Gosto muito de falar sobre livros em contextos mais descontraídos como no Tumblr ou redes sociais do género. Não gosto tanto de falar de livros com quem se entende por conhecedor de literatura - e olhem que as percepções que temos acerca de nós mesmos quase nunca correspondem à realidade; já tentei procurar por grupos de discussão portugueses no goodreads e desiludi-me bastante.

Não tenho nada contra professores e doutores, entenda-se. Tiro até especial prazer das conversas de alguns adultos com uma bagagem literária mais extensa do que a minha, mas não suporto snobs literários.

 

Nota: Tenho a minha quota parte de snob (literária e em tudo o resto). 

 

Há esta ideia errada de que as mulheres gostam de ler romance. Eu gosto de ler romance, mas não acho que deva reduzir-me apenas a esse género. Há quem goste de ler erótica - e aí aparecem os meus amigos de nariz empinado, dizendo que não, não, erótica não é literatura; Eu não gosto de Fifty Shades, não por ter erótica, mas por um conjunto de outras razões. No entanto, tendo a pôr-me à escuta quando alguém critica o livro, porque quero perceber quantas das recriminações se devem aos meus motivos e quantas se devem simplesmente aos preconceitos que há em relação à erótica. O que também incomoda é que uma mulher a ler erótica é quase sempre um caso chocante e eu não percebo de onde provém o choque.

Muitas coisas me irritam, a sério, mas entre a lista das mais irritantes estão aquelas pessoas que apontam os dedos a X livro porque não é literatura a sério. Agora, como disse, eu mesma tenho um pouco de snob literária. Torço o nariz quando me dizem que só gostam de literatura light, às vezes por mau humor, outras pela desilusão de não partilharmos os mesmos gostos e outras simplesmente porque acho que a pessoa está a perder ao limitar-se a uma lista restrita de livros e autores. Mesmo assim, eu leio literatura light, como leio clássicos aclamados, como leio manga. 

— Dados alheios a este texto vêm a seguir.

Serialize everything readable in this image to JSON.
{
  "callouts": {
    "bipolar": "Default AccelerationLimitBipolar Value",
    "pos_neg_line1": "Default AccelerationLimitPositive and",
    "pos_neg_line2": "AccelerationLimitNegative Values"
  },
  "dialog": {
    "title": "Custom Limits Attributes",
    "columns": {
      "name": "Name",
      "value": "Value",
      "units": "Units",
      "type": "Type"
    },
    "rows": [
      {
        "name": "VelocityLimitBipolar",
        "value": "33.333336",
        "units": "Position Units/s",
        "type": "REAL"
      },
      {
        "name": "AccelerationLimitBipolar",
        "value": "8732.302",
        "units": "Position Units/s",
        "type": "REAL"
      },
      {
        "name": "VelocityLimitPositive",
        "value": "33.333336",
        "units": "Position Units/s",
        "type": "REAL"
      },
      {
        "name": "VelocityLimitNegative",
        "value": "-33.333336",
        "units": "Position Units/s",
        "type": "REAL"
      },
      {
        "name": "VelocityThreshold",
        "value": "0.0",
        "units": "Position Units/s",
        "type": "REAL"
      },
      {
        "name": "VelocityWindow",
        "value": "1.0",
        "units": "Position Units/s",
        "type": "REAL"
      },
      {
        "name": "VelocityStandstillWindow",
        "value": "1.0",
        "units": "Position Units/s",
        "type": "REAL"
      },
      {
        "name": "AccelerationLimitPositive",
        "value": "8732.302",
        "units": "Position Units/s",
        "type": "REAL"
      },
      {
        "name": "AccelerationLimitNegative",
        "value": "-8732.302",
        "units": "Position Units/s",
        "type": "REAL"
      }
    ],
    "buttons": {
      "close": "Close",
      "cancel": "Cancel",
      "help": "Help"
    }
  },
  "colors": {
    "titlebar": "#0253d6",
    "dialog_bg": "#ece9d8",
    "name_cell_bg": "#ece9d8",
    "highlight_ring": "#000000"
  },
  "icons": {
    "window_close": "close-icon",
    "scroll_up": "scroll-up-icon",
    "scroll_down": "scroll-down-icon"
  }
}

O que não gosto mesmo nada é de quem se tem lá nas alturas e gosta de olhar desdenhosamente cá para baixo - quem desdenha quer comprar, não é? -, isto em relação àqueles que só lêem o que vem nos manuais. Não quero limitar-me aos manuais, não quero ler pelo prestígio do autor, quero dar oportunidade aos novos autores. E esses livros que dizem ser tão bons têm complicações quando introduzidos no mundo moderno. Não quero ler apenas livros com protagonistas masculinos a fazer grandes coisas, para começar. 

Queria somente dizer que me irrita quem pensa que sabe tudo. Os meus gostos são melhores que os teus, eu leio os grandes autores, eu sou intelectual e tu não...alongava-se mais se eu deixasse. É certo que ninguém diz isto de caras, mas a atitude e as mensagens entrelinhas estão lá.

Era perfeito se toda a gente lesse, então não quero saber o que lêem desde que o façam. Perfeito, perfeito era tirarmos a cabeça da matrícula traseira e abrirmos os nossos horizontes. Gosto de pessoas eclécticas, mas isto sou só eu.